Lead-Gen Contact Extractor

Take a list of company URLs → fetch homepage + contact / about / team pages → extract emails, phone numbers, and social handles → write a deduplicated CSV. Maps to the highest-volume Upwork lead-gen brief class: "scrape contact info from these N companies."
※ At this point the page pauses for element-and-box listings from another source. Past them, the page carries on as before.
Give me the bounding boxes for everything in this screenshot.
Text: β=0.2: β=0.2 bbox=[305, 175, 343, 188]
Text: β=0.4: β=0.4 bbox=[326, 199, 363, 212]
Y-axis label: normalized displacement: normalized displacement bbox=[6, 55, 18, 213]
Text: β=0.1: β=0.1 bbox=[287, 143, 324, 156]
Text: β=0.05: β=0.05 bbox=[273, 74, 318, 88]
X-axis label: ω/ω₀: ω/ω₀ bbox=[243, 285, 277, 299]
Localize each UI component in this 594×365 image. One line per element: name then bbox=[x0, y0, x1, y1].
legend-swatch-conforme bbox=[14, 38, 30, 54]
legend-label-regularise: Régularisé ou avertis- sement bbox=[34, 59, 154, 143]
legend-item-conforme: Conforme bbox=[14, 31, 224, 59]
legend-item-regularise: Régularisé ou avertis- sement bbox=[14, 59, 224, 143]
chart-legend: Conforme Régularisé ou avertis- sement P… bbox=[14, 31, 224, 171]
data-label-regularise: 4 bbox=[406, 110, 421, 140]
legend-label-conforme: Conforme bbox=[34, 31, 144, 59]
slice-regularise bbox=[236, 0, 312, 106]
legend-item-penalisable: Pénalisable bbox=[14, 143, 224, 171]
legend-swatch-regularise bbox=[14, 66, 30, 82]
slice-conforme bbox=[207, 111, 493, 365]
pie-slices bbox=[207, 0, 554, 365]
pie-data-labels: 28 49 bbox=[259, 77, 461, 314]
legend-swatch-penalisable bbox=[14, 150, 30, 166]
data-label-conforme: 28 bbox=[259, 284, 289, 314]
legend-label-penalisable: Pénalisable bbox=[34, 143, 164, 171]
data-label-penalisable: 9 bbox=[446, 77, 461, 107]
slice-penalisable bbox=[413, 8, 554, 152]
Built 2026-05-03 as Demo #14.

Run

. ~/freelance/.venv/bin/activate
cd ~/freelance/portfolio_demos/leadgen_contact_extractor
python extract.py                        # uses companies.txt as input
python extract.py --input my_list.txt    # custom input
python extract.py --limit 20             # cap to first 20 rows

Result (8 sample SaaS companies)

  • 8 / 8 companies processed without errors ✅
  • Email coverage: 4 / 8 ✅
  • Phone coverage: 3 / 8 ✅
  • Social coverage: 8 / 8 (twitter, linkedin, github, instagram, facebook) ✅
  • Cloudflare alone yielded 21 international phone numbers ✅
  • 0 false-positive phones (SVG path coordinates rejected) ✅

Quality discipline

The naive version of this scraper produces garbage. Phone regex over a JS-rendered page hits SVG path coordinates and decimal numbers (0.142857142857, 10.5582 14.7391) as "phone numbers." This extractor uses three guarantees:

  1. Three canonical phone formats only+CC XXX XXX XXXX, (XXX) XXX-XXXX, XXX.XXX.XXXX. Pure-decimal strings are rejected unless they match the US classic dot format exactly.
  2. tel: href harvesting — when a site uses , we trust that explicitly.
  3. Email blocklist — strips sentry.io DSNs, image filenames, and JSON-escaped fragments that the typical email regex falsely matches.

Plus per-company politeness: 0.6s between sub-pages, 1s between companies, capped at 6 contact-page candidates per site.